Mr. Moulton said in the interview on Friday that the Republican “agenda for trans people and other minorities is dangerous,” and added that he believed transgender girls’ participation in girls’ sports should be restricted only at the high-school level and above. He declined to describe those restrictions, saying he was “not a trans expert or an athletics expert.” He was simply speaking “as a dad.”
The congressman has at least one backer within his party: Representative Tom Suozzi, a moderate New York Democrat who won re-election this year in a Long Island district where Ms. Harris struggled. In an interview on Friday, Mr. Suozzi said Mr. Moulton’s critics had taken an unfair position.
“If we allow tested leaders with proven records to get shut down because they have the temerity to discuss what should be a legitimate topic for conversation — a topic that is currently undermining faith in our party — we will continue losing races,” Mr. Suozzi said.
Other Democrats argued that Mr. Moulton was training his attention on the wrong issue, and allowing Republicans to control the narrative at a moment when L.G.B.T.Q. Americans are fearful about Mr. Trump’s impending presidency.
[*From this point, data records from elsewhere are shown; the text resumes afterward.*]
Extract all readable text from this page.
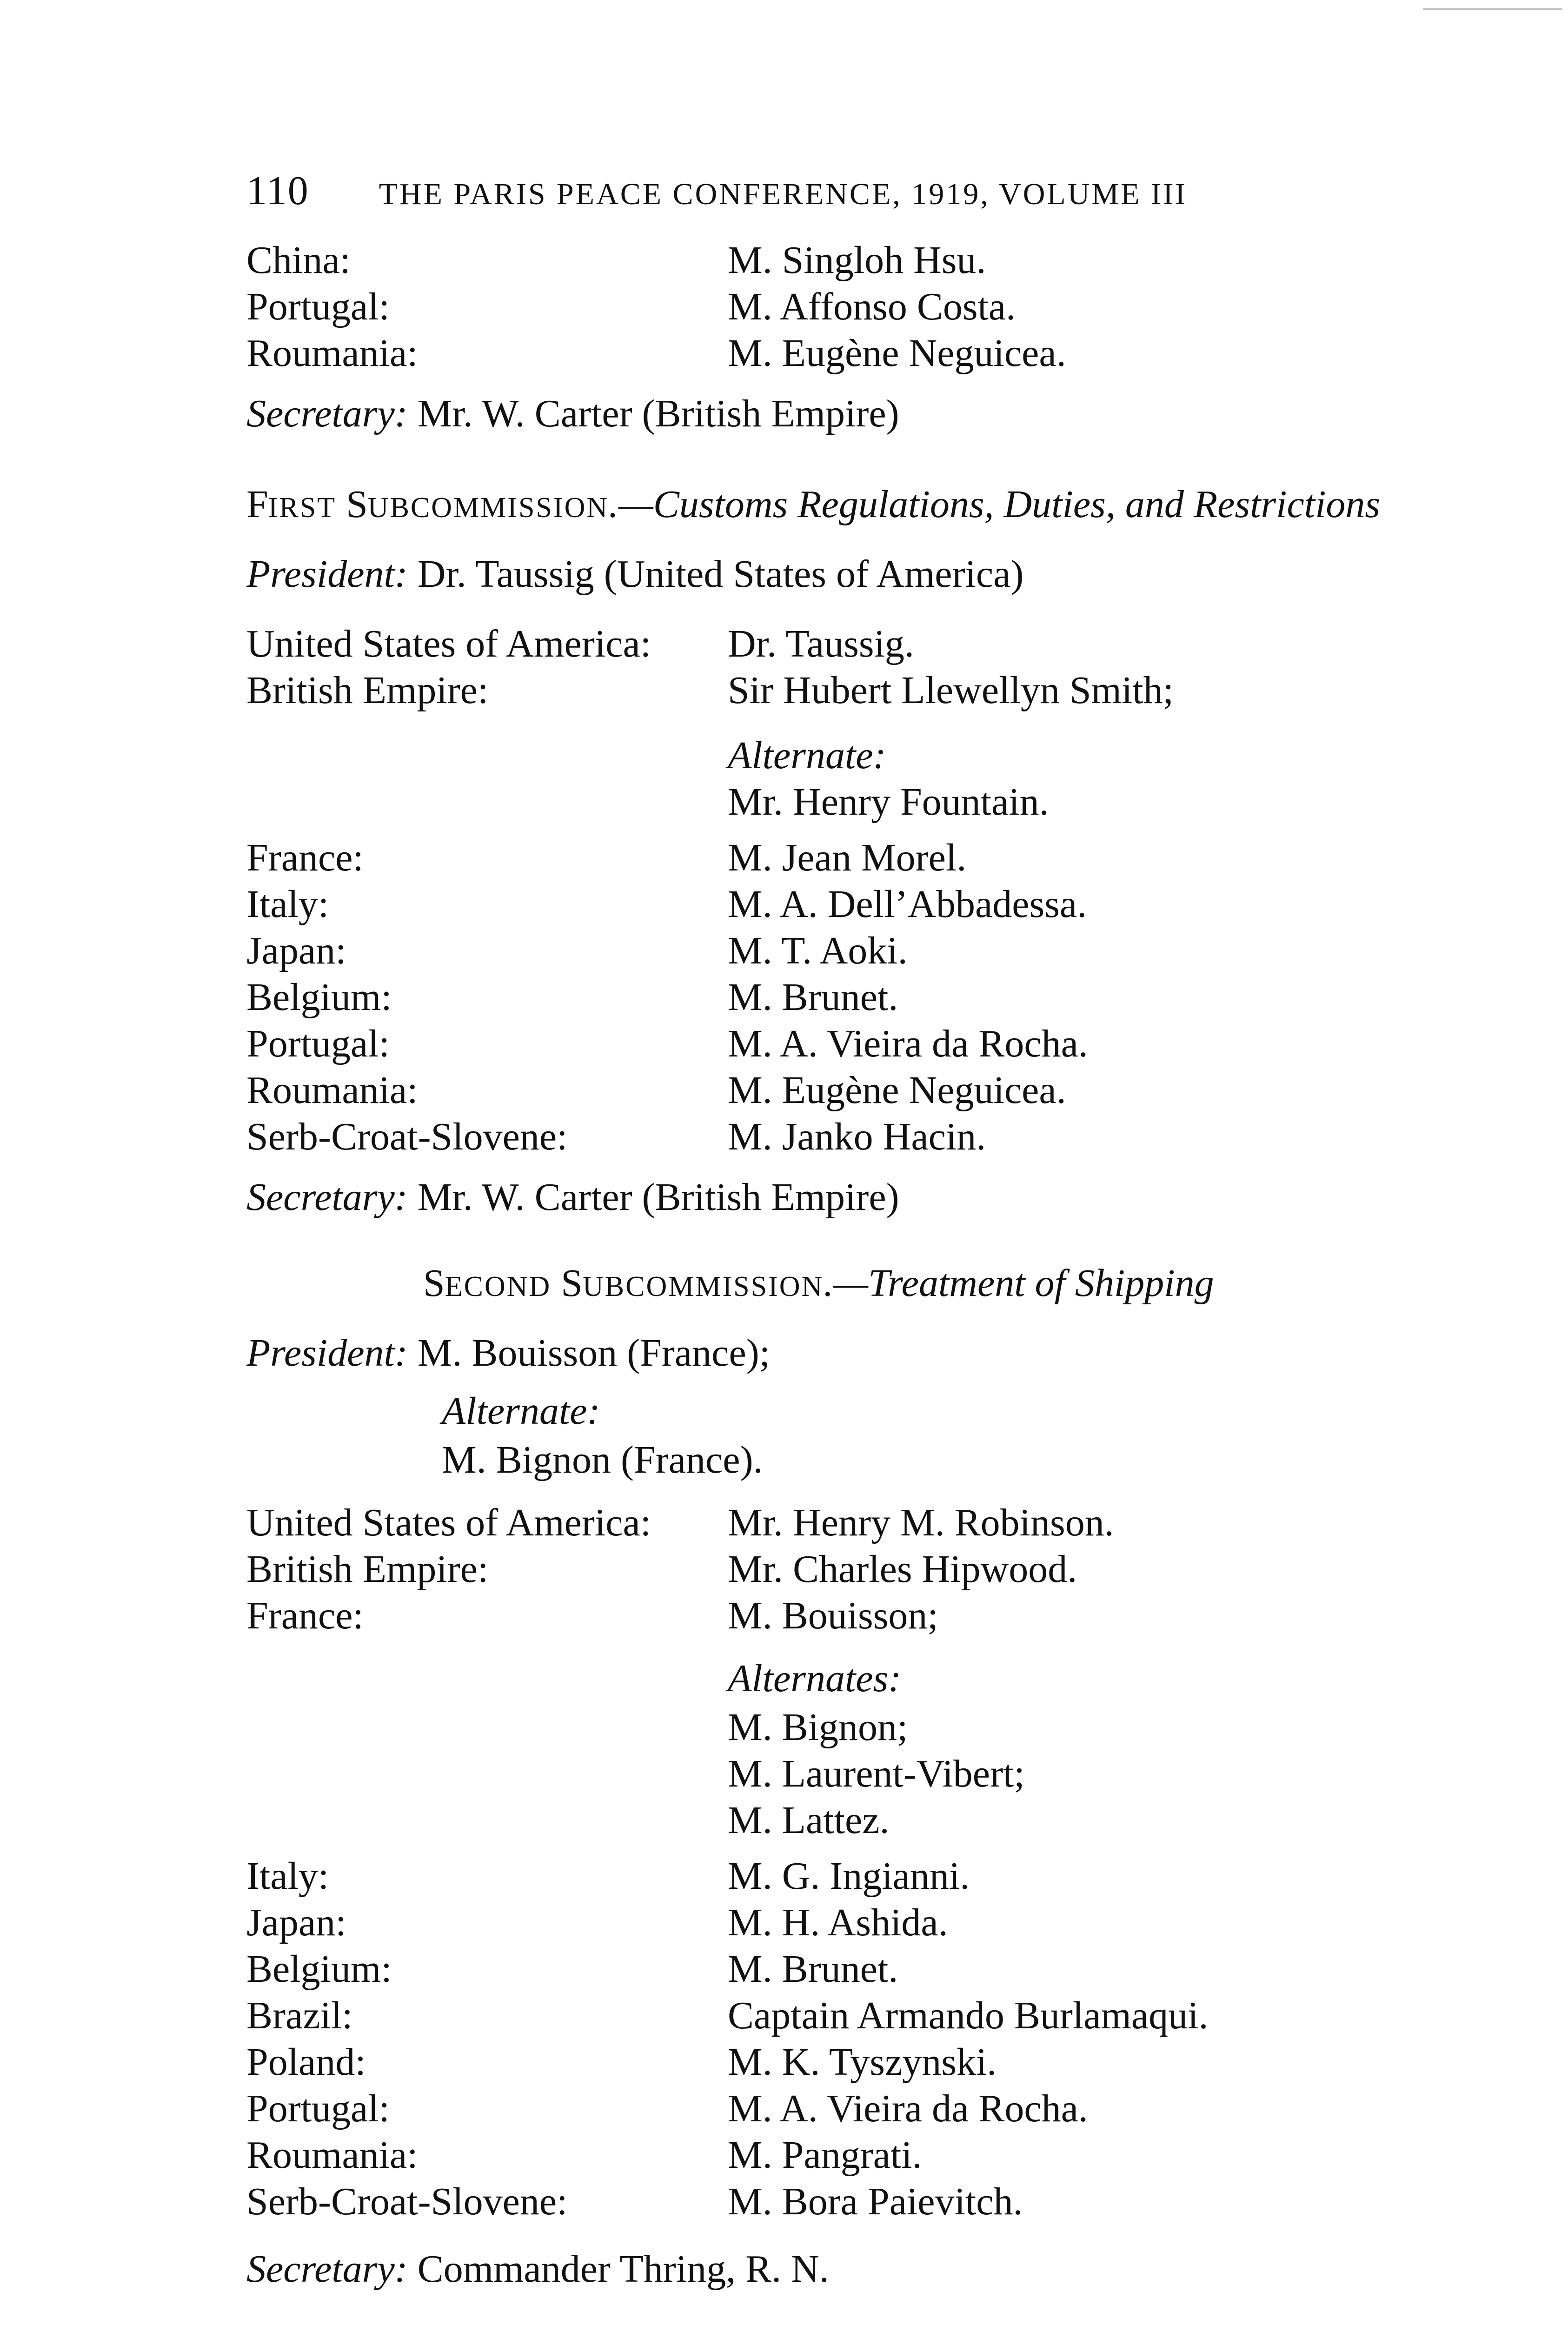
110 THE PARIS PEACE CONFERENCE, 1919, VOLUME III
China:	M. Singloh Hsu.
Portugal:	M. Affonso Costa.
Roumania:	M. Eugène Neguicea.
Secretary: Mr. W. Carter (British Empire)
FIRST SUBCOMMISSION.—Customs Regulations, Duties, and Restrictions
President: Dr. Taussig (United States of America)
United States of America: Dr. Taussig.
British Empire:	Sir Hubert Llewellyn Smith;
Alternate:
Mr. Henry Fountain.
France:	M. Jean Morel.
Italy:	M. A. Dell’Abbadessa.
Japan:	M. T. Aoki.
Belgium:	M. Brunet.
Portugal:	M. A. Vieira da Rocha.
Roumania:	M. Eugène Neguicea.
Serb-Croat-Slovene:	M. Janko Hacin.
Secretary: Mr. W. Carter (British Empire)
SECOND SUBCOMMISSION.—Treatment of Shipping
President: M. Bouisson (France);
Alternate:
M. Bignon (France).
United States of America: Mr. Henry M. Robinson.
British Empire:	Mr. Charles Hipwood.
France:	M. Bouisson;
Alternates:
M. Bignon;
M. Laurent-Vibert;
M. Lattez.
Italy:	M. G. Ingianni.
Japan:	M. H. Ashida.
Belgium:	M. Brunet.
Brazil:	Captain Armando Burlamaqui.
Poland:	M. K. Tyszynski.
Portugal:	M. A. Vieira da Rocha.
Roumania:	M. Pangrati.
Serb-Croat-Slovene:	M. Bora Paievitch.
Secretary: Commander Thring, R. N.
Representative-elect Sarah McBride, a Delaware Democrat who this month became the first openly transgender person to win a seat in Congress, told CNN on Monday that voters were focused on economic challenges, not on an “issue that impacts a handful of people in a handful of places.”
“Donald Trump was trying to divide and distract,” Ms. McBride told the network, adding, “I don’t believe these were the issues that were deciding factors for voters.”